I hereby further grant to each such attorney-in-fact full power and authority to do and perform any and every act and thing whatsoever requisite, necessary, or proper to be done in the exercise of any of the rights and powers herein granted, as fully to all intents and purposes as I might or could do if personally present, with full power of substitution or revocation, hereby ratifying and confirming all that such attorney-in-fact, or such attorney-in-fact’s substitute or substitutes, shall lawfully do or cause to be done by virtue of this Power of Attorney and the rights and powers herein granted. I hereby acknowledge that the foregoing attorneys-in-fact, in serving in such capacity at my request, are not assuming, nor is the Company assuming, any of my responsibilities to comply with Section 16 of the Exchange Act.

 

This Power of Attorney shall remain in full force and effect until I am no longer required to file a Forms 144, 3, 4 and 5 with respect to my holdings of and transactions in securities issued by the Company, unless earlier revoked by me in a signed writing delivered to the foregoing attorneys-in-fact.

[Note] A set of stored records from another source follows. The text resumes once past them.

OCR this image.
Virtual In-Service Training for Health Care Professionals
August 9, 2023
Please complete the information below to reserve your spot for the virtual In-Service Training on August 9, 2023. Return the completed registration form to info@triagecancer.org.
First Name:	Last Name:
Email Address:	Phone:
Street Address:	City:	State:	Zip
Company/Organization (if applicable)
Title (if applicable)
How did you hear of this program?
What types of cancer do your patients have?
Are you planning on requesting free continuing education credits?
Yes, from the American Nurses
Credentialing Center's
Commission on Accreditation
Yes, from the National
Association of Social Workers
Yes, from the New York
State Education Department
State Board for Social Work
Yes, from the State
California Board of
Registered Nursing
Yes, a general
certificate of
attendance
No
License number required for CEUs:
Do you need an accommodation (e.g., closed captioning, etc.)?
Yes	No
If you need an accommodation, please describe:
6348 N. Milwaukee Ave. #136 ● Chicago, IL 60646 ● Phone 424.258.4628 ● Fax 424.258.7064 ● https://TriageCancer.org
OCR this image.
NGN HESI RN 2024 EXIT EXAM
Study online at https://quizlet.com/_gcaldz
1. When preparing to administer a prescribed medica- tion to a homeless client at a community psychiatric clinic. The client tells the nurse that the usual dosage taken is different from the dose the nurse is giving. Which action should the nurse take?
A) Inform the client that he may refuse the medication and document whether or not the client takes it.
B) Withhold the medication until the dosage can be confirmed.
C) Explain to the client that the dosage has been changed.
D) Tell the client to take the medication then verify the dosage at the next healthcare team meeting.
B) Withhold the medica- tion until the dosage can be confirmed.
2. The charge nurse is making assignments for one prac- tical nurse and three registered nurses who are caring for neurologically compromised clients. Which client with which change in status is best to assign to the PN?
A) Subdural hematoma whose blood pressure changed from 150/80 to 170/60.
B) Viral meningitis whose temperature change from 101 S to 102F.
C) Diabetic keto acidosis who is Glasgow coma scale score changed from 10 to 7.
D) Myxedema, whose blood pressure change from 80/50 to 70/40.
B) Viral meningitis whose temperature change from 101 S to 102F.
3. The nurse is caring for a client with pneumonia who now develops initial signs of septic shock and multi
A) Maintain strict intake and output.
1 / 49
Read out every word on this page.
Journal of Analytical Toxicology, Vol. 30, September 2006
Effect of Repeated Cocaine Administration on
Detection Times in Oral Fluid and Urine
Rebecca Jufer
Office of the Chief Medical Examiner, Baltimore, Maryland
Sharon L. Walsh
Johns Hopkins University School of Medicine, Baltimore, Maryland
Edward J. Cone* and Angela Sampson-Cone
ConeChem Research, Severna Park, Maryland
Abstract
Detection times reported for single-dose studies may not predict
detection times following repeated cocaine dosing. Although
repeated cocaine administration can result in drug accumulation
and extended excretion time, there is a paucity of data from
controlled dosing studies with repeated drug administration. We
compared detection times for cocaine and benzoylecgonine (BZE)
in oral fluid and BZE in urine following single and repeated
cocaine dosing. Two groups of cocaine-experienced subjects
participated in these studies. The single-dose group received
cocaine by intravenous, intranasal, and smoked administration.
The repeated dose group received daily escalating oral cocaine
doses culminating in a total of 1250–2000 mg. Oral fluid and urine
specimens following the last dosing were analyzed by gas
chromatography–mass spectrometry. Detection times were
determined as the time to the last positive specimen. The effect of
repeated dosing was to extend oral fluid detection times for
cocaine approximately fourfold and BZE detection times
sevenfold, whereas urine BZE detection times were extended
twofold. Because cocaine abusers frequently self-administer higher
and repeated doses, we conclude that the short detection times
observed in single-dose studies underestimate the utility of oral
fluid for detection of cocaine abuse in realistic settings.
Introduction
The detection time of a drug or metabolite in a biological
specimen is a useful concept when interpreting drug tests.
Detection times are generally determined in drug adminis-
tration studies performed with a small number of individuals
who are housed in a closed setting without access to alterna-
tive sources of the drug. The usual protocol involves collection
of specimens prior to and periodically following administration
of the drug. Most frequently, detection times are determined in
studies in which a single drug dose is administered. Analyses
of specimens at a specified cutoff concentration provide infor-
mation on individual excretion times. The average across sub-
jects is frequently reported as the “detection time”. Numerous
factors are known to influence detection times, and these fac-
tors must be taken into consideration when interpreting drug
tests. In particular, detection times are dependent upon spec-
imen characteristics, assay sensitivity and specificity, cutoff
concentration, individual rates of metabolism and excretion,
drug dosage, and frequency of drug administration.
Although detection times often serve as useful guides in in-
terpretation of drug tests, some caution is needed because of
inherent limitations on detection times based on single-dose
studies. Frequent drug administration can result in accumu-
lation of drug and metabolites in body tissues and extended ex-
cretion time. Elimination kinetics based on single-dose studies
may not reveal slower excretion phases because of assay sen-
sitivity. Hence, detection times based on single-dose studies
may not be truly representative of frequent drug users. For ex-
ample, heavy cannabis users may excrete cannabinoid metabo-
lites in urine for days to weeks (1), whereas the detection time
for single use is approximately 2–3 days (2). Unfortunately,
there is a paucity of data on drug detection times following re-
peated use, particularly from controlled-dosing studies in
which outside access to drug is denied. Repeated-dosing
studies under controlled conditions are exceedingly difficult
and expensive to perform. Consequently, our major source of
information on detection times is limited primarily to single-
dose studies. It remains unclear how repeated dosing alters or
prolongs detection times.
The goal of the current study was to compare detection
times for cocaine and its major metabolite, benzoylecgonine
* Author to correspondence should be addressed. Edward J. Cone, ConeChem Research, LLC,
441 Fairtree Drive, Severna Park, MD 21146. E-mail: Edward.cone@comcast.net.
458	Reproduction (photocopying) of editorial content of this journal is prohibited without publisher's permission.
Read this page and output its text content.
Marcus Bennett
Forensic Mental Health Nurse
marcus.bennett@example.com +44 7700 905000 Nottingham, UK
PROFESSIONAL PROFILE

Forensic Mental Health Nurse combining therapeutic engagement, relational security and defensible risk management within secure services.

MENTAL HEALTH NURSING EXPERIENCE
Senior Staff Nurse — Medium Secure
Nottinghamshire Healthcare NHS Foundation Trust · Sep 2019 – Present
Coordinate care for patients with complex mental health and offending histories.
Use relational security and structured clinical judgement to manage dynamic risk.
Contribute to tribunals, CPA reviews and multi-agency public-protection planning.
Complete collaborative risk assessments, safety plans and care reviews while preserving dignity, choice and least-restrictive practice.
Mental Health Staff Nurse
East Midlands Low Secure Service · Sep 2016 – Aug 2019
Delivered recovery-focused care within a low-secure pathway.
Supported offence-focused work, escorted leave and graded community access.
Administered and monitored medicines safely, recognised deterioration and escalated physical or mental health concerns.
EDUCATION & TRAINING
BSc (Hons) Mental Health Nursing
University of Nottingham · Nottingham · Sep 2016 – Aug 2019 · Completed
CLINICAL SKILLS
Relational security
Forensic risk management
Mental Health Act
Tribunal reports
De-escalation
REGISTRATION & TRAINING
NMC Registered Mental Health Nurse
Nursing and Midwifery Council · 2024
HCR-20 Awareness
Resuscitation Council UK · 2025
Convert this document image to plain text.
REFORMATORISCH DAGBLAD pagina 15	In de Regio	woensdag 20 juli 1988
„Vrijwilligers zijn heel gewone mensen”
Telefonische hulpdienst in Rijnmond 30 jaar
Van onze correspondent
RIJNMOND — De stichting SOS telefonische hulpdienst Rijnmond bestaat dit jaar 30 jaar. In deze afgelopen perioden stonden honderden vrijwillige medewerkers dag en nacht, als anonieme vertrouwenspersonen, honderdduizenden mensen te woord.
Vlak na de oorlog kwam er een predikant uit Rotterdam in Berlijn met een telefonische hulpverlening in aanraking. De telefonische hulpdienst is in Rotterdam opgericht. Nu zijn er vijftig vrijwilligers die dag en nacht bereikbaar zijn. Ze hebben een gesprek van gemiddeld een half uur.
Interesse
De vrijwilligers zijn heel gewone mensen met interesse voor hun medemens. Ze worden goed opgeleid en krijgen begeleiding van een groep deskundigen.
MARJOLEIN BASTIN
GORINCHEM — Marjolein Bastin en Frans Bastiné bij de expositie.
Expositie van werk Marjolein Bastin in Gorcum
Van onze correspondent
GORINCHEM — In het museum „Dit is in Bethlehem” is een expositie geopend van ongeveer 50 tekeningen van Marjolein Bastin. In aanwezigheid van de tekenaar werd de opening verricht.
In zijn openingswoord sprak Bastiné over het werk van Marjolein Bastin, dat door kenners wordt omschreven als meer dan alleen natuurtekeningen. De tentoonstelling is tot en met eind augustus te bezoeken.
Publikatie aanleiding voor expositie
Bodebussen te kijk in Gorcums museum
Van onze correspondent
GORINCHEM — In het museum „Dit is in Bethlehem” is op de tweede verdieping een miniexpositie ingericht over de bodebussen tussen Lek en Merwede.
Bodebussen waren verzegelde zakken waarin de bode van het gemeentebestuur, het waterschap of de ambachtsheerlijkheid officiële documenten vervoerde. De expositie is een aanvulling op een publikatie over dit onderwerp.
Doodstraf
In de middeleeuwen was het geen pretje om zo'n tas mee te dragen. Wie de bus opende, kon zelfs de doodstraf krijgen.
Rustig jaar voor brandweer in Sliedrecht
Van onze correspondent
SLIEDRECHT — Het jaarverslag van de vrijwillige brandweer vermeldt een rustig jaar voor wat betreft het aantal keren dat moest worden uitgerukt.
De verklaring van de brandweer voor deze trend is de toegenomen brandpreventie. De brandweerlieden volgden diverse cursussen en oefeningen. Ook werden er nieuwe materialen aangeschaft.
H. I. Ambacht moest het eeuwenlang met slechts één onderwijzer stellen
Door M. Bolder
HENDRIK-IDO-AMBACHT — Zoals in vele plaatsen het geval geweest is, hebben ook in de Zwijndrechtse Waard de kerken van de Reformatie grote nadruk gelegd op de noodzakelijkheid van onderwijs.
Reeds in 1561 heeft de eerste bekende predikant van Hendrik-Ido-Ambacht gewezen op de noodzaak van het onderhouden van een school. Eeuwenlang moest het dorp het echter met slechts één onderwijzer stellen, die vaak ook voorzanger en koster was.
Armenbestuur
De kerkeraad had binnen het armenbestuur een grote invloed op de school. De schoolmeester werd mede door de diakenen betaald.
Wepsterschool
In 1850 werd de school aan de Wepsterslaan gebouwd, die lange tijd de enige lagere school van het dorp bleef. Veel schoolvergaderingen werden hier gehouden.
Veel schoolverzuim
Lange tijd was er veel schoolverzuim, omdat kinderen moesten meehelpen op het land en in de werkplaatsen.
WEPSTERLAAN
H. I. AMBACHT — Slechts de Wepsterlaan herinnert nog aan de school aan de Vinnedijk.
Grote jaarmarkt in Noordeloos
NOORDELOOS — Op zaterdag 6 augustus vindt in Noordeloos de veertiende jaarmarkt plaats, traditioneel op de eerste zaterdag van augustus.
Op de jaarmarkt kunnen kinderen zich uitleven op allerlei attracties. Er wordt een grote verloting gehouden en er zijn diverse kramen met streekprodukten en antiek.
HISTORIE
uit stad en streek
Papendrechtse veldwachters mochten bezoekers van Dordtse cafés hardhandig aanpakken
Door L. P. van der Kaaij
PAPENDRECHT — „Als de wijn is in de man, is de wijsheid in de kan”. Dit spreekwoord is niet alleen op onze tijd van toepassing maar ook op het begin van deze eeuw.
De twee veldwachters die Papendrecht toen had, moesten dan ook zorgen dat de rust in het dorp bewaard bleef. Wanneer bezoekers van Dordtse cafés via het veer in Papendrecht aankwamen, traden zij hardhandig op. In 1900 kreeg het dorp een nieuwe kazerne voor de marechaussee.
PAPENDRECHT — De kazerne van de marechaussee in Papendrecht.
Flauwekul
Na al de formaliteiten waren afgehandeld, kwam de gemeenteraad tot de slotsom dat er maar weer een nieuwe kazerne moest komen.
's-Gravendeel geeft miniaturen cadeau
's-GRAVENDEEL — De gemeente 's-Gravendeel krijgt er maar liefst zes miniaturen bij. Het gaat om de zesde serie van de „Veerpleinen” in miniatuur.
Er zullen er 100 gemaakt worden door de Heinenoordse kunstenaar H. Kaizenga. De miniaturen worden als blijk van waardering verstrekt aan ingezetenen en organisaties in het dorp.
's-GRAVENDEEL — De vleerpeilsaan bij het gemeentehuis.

Notwithstanding the foregoing, if any such attorney-in-fact hereafter ceases to be at least one of the following: (i) an employee of the Company, (ii) a partner of Davis & Gilbert LLP, or (iii) an employee of Davis & Gilbert LLP, then this Power of Attorney shall be automatically revoked solely as to such individual, immediately upon such cessation, without any further action on my part.

 

 

 

 

I hereby revoke all previous Powers of Attorney that have been granted by me in connection with my reporting obligations under Section 16 of the Exchange Act with respect to my holdings of and transactions in securities issued by the Company.

 

IN WITNESS WHEREOF, I have executed this Power of Attorney as of this 16th day of February, 2016.